After living without alcohol for the nine months of your pregnancy, you might look forward to have a glass of wine now and then or a burger with a bourbon glaze. But if you're breastfeeding, you might also feel like you need to continue your abstinence program until you wean your baby. Fortunately, this isn't true. Nursing moms can consume some alcohol without harming their baby. And most foods cooked with alcohol don't retain enough alcohol to exceed your limits.
Breastfeeding and Alcohol
Consuming a small amount of alcohol occasionally doesn't harm your nursing infant, according to the American Academy of Pediatrics. The organization recommends ingesting no more than 2 ounces of liquor, 8 ounces of wine or two beers at one time if you weigh around 125 pounds. La Leche League International reports that your consumption of a single drink per day or less has no proven ill effects on your baby. In large amounts, alcohol can decrease your milk supply; it can also make your baby sleepy, weak and lethargic; chronic alcohol ingestion in breast milk can also cause decreased linear growth in your baby.
Cooking Methods
Many dishes use alcohol to enhance their flavors. Not all the alcohol remains in the food after it cooks; the manner of cooking influences how much alcohol remains in the foods. When you're nursing, stick to cooking methods that give you the least amount of alcohol. When you add alcohol to a recipe that needs no further cooking, such as to a refrigerated dessert, the alcohol content doesn't change at all.
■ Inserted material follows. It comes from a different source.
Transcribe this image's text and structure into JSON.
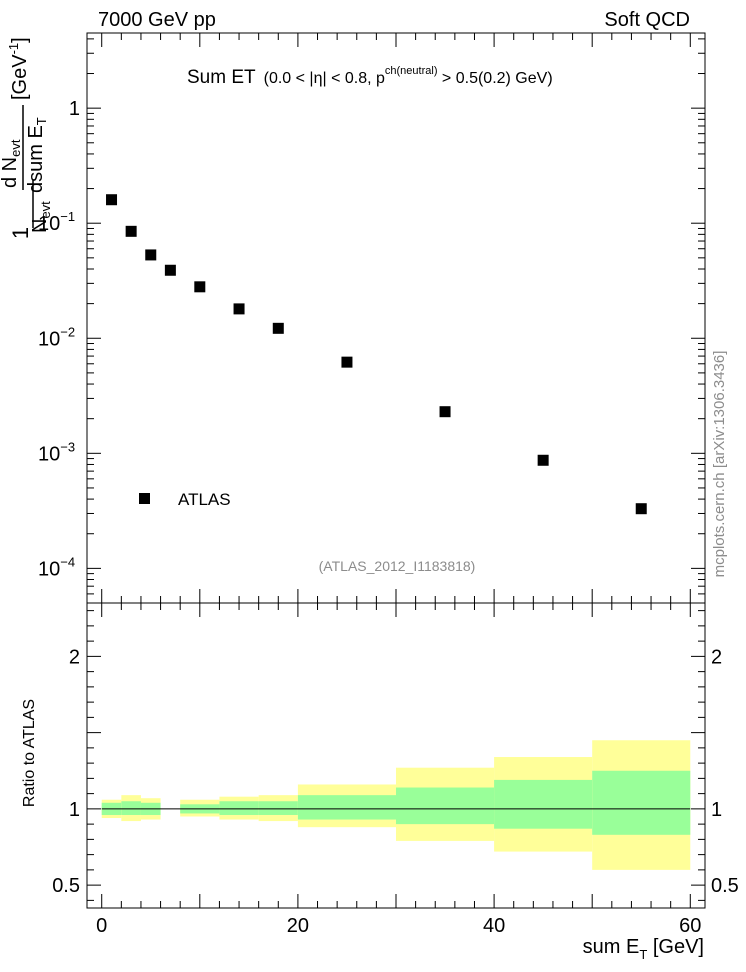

Flaming alcohol burns off less than cooking it slowly; a flamed dish may still contain 75 percent of the alcohol it started with, according to "Today" at Colorado State University. Simmering reduces the amount of alcohol in a dish in a time-dependent manner. Cooking in a smaller pan also retains more alcohol, because there's less surface area for alcohol to evaporate from.
The Effects of Time
The longer you cook a food, the less alcohol remains. Around 40 percent of the original alcohol content survives after simmering a dish for 15 minutes and only 5 percent remains after 2 1/2 hours, according to CSU. Adding alcohol to boiling liquid and then removing the liquid immediately from the heat causes the liquid to retain around 85 percent of its alcohol content.
Exceeding the Limit
If you do occasionally overindulge in alcohol, whether it's in food or straight out of a glass, when breastfeeding, you don't have to throw out the breast milk and head for the formulas. You do have to wait two hours after your last drink before breastfeeding, to allow time for the alcohol to pass out of your breast milk, the AAP recommends. Alcohol doesn't remain in breast milk, unless you pump it; then it has no place to go. When it stays in your breast, it diffuses back out into your bloodstream; as your blood alcohol level drops, so does the level of alcohol in your breast milk. Less than 2 percent of the alcohol you consume reaches your breast milk, according to certified lactation consultant Kelly Bonyata. It's rarely necessary to "pump and dump" unless you're really uncomfortable and won't be nursing for several hours.